= Hosea Holcombe =

Alabama Baptist minister (1780–1841)

Hosea Lot Holcombe (1780–1841) was Alabama's first church historian, as noted on his marker in Bessemer, Alabama. He was a Baptist evangelist and missionary, who moved from the Carolinas to Alabama in 1818; and was President of the Alabama Baptist Convention from 1833 to 1838.

Asked to write a history of the church, Holcombe traveled throughout the state collecting material for his History of Rise and Progress of the Baptists in Alabama, published in 1840 a year before his death.

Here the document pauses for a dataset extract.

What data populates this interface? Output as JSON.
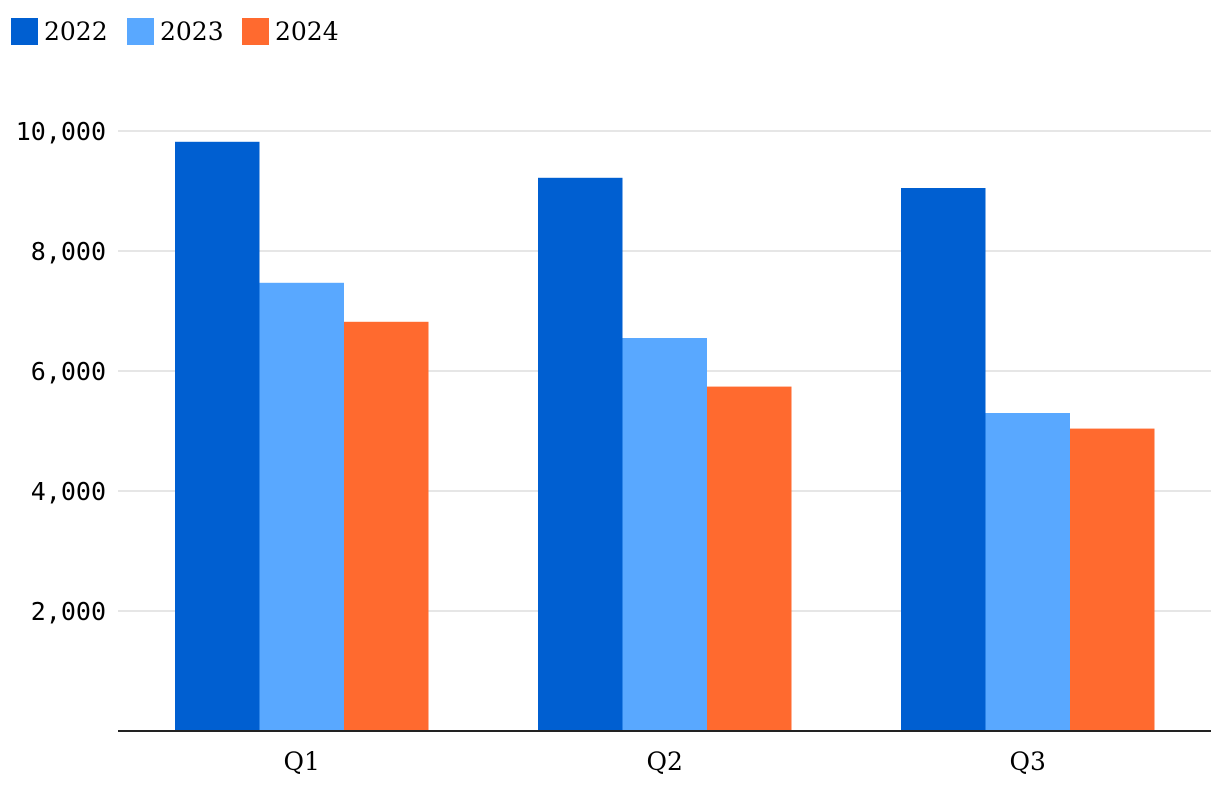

Lot Holcombe was born near Cross Keys, Union District, South Carolina on July 20, 1780, and assumed his father's name of Hosea when his father died in 1789.
He married his first cousin, Cassandra Jackson, on June 7, 1801.
He was licensed to preach, and was ordained as a Baptist minister about 1805.
Holcombe was influenced to dedicate his life to evangelistic leadership of the Baptists by the Rev. Luther Rice, whom he met in 1816.
In 1818 he moved to Jefferson County, Alabama where he joined Cannon Baptist Church in old Jonesboro.
He served as pastor of Ruhama Baptist Church 1819-1821, and subsequently was pastor of several other churches, some of which he helped establish.
He was pastor of the Rock Creek Baptist Church between 1822 and 1828, while also preaching at other churches during the same period.

Holcombe was one of the founders of the Alabama Baptist State Convention in 1823, and was its president from 1833 to 1838.
He deplored factional struggles between the Alabama Baptists, and insisted on the need to maintain doctrinal purity.
In the preface to his book, he notes that he was requested to undertake the work by the Alabama Baptist State Convention in 1834, and urged to continue over the ensuing years in which he traveled 4,000 or 5,000 miles and wrote about 600 letters to obtain material.